Messina. Quando si parla di viaggi pensiamo a mete esotiche o vacanze culturali, ci sono invece delle esperienze in cui si va incontro a fatica, sudore, freddo, privazioni. Può essere il caso di un trekking in Nepal, tra le vette della catena dell’Himalaya, luogo che custodisce i giganti della terra.
Perché si fanno queste scalate? Perché si cammina così tanto da far sembrare il tutto più una punizione che un viaggio di piacere? Forse per dimostrare qualcosa a se stessi, spesso agli altri, per il gusto della sfida.
Lo racconta il videomaker messinese Matteo Arrigo, in un documentario prodotto sul campo, realizzato durante la sua scalata fino al campo base dell’Everest, a 5364 metri, ultimo avamposto per chi vuole raggiungere la vetta della montagna più alta del mondo.

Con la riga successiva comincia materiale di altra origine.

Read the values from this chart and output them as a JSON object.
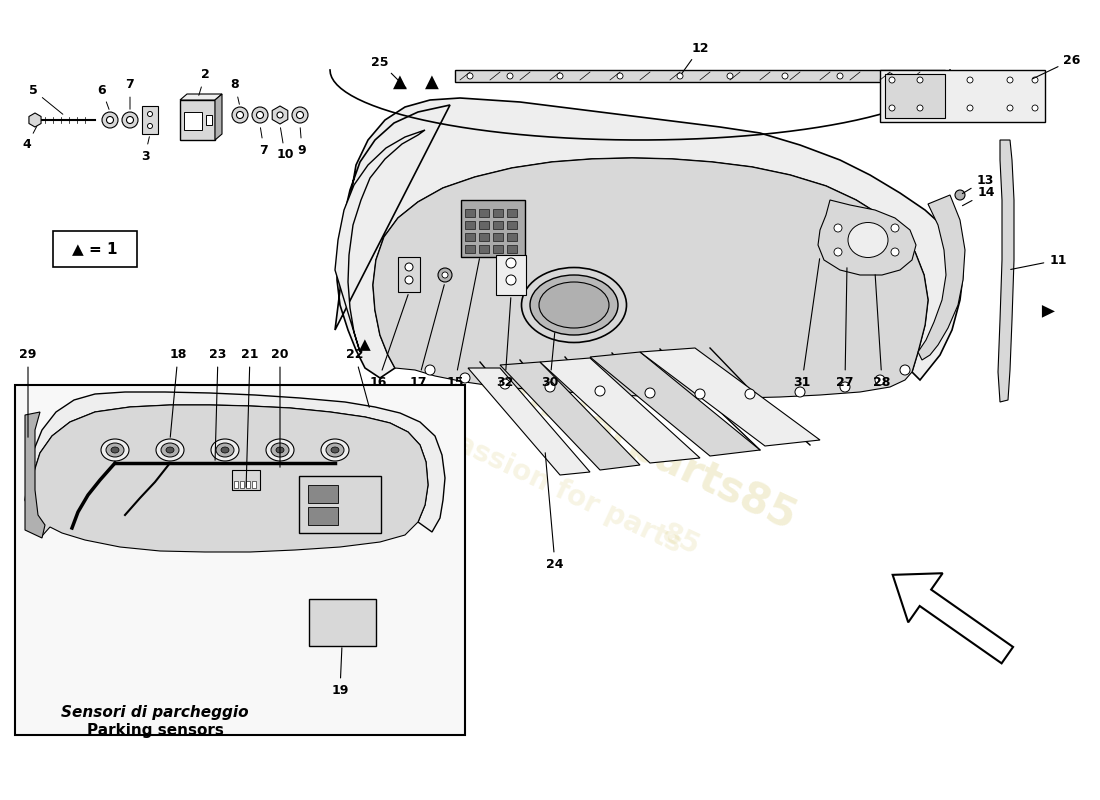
{
  "background_color": "#ffffff",
  "line_color": "#000000",
  "watermark_color": "#c8b84a",
  "diagram_gray": "#d8d8d8",
  "diagram_dark": "#b0b0b0",
  "diagram_light": "#eeeeee",
  "inset_label_top": "Sensori di parcheggio",
  "inset_label_bottom": "Parking sensors",
  "legend_text": "▲ = 1"
}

Ben 150 km tra monasteri buddisti, villaggi, ghiaccio immacolato, la spiritualità e l’ospitalità del popolo delle montagne. Otto giorni di cammino, una battaglia contro le temperature gelide, la mancanza d’ossigeno, il mal di montagna. La sfida di 16 ragazzi che non si conoscevano prima di ritrovarsi a Katmandu, zaino in spalla per intraprendere insieme il percorso tra le vette innevate, montagne che incutono timore e rispetto. Quello che può sembrare un folle capriccio ma che scopriremo nasconde dei risvolti per ciascuno di loro, storie toccanti, sorprese, condivisione, lacrime, rivincite, lati in comune.
Il docufilm “La montagna più alta” lascia un messaggio che può essere riportato dalla scalata alla vita quotidiana.

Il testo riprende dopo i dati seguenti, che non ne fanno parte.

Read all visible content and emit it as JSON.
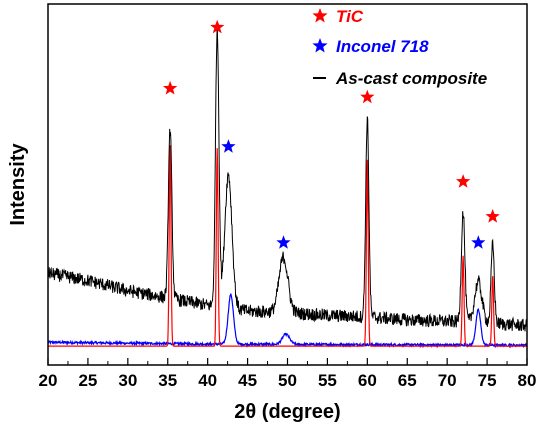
{
  "chart_data": {
    "type": "line",
    "xlabel": "2θ (degree)",
    "ylabel": "Intensity",
    "xlim": [
      20,
      80
    ],
    "x_ticks": [
      "20",
      "25",
      "30",
      "35",
      "40",
      "45",
      "50",
      "55",
      "60",
      "65",
      "70",
      "75",
      "80"
    ],
    "legend_position": "top-right",
    "legend": [
      {
        "label": "TiC",
        "marker": "star",
        "color": "#ff0000"
      },
      {
        "label": "Inconel 718",
        "marker": "star",
        "color": "#0000ff"
      },
      {
        "label": "As-cast composite",
        "marker": "line",
        "color": "#000000"
      }
    ],
    "series": [
      {
        "name": "As-cast composite",
        "color": "#000000",
        "baseline": [
          [
            20,
            0.255
          ],
          [
            25,
            0.23
          ],
          [
            30,
            0.195
          ],
          [
            35,
            0.17
          ],
          [
            40,
            0.145
          ],
          [
            45,
            0.125
          ],
          [
            50,
            0.12
          ],
          [
            55,
            0.11
          ],
          [
            60,
            0.105
          ],
          [
            65,
            0.095
          ],
          [
            70,
            0.09
          ],
          [
            75,
            0.085
          ],
          [
            80,
            0.075
          ]
        ],
        "peaks": [
          {
            "x": 35.3,
            "height": 0.58,
            "width": 0.22
          },
          {
            "x": 41.2,
            "height": 0.95,
            "width": 0.22
          },
          {
            "x": 42.6,
            "height": 0.46,
            "width": 0.45
          },
          {
            "x": 49.5,
            "height": 0.19,
            "width": 0.55
          },
          {
            "x": 60.0,
            "height": 0.68,
            "width": 0.2
          },
          {
            "x": 72.0,
            "height": 0.38,
            "width": 0.22
          },
          {
            "x": 73.9,
            "height": 0.14,
            "width": 0.45
          },
          {
            "x": 75.7,
            "height": 0.27,
            "width": 0.2
          }
        ]
      },
      {
        "name": "TiC",
        "color": "#ff0000",
        "baseline_level": 0.005,
        "peaks": [
          {
            "x": 35.3,
            "height": 0.69,
            "width": 0.11
          },
          {
            "x": 41.2,
            "height": 0.68,
            "width": 0.11
          },
          {
            "x": 60.0,
            "height": 0.64,
            "width": 0.11
          },
          {
            "x": 72.0,
            "height": 0.31,
            "width": 0.11
          },
          {
            "x": 75.7,
            "height": 0.24,
            "width": 0.11
          }
        ]
      },
      {
        "name": "Inconel 718",
        "color": "#0000ff",
        "baseline": [
          [
            20,
            0.018
          ],
          [
            40,
            0.012
          ],
          [
            60,
            0.01
          ],
          [
            80,
            0.008
          ]
        ],
        "peaks": [
          {
            "x": 42.9,
            "height": 0.17,
            "width": 0.33
          },
          {
            "x": 49.8,
            "height": 0.035,
            "width": 0.45
          },
          {
            "x": 73.9,
            "height": 0.12,
            "width": 0.3
          }
        ]
      }
    ],
    "peak_markers": [
      {
        "x": 35.3,
        "level": 0.89,
        "color": "#ff0000"
      },
      {
        "x": 41.2,
        "level": 1.1,
        "color": "#ff0000"
      },
      {
        "x": 42.6,
        "level": 0.69,
        "color": "#0000ff"
      },
      {
        "x": 49.5,
        "level": 0.36,
        "color": "#0000ff"
      },
      {
        "x": 60.0,
        "level": 0.86,
        "color": "#ff0000"
      },
      {
        "x": 72.0,
        "level": 0.57,
        "color": "#ff0000"
      },
      {
        "x": 73.9,
        "level": 0.36,
        "color": "#0000ff"
      },
      {
        "x": 75.7,
        "level": 0.45,
        "color": "#ff0000"
      }
    ]
  }
}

“Da ragazzino ero una persona abbastanza timida – racconta l’autore – essere riuscito a fare il videomaker e il giornalista, dove si è sempre a contatto con la gente, mi ha cambiato radicalmente. Quando anni fa ho cominciato a fare questo lavoro, lo spiegai a mio nonno, il quale con i suoi 90 anni non credo capì molto, ma mi rispose con un proverbio siciliano: a muntagna chiù jiatu è u bisolo da potta, la montagna più alta da scalare è l’uscio della propria casa. Anni fa non sarei mai partito con degli sconosciuti, il viaggiare mi ha aperto alla tolleranza, allo scambio, ha abbattuto la mia timidezza. L’Himalaya è stata l’ennesima conferma di questo, l’ho fatto per mettermi alla prova e mi sento privilegiato, perché la più grande montagna del mondo mi ha mostrato i miei limiti, le mie paure e i miei obiettivi. Il principio è lo stesso, che siano sentieri reali o della vita. Bisogna inseguire la propria meta e avere il coraggio di perseverare, anche di fronte alla sconfitta, che è parte fondamentale di qualsiasi tentativo, oltre u bisolu da potta, qualunque sia il vostro sogno”.
Il documentario verrà proiettato per la prima volta sabato 11 maggio all’ auditorium San Gaetano nel villaggio di S. Stefano di Briga, inizio alle ore 21.
Matteo Arrigo è un videomaker professionista, giornalista e documentarista. Ha realizzato diversi reportage in giro per il mondo, dalla Palestina a Chernobyl. Da alcuni anni collabora con il Centro di Cardiochirurgia Pediatrica di Taormina, con i quali è stato in missione umanitaria anche in Iraq, Libia, India, Tanzania.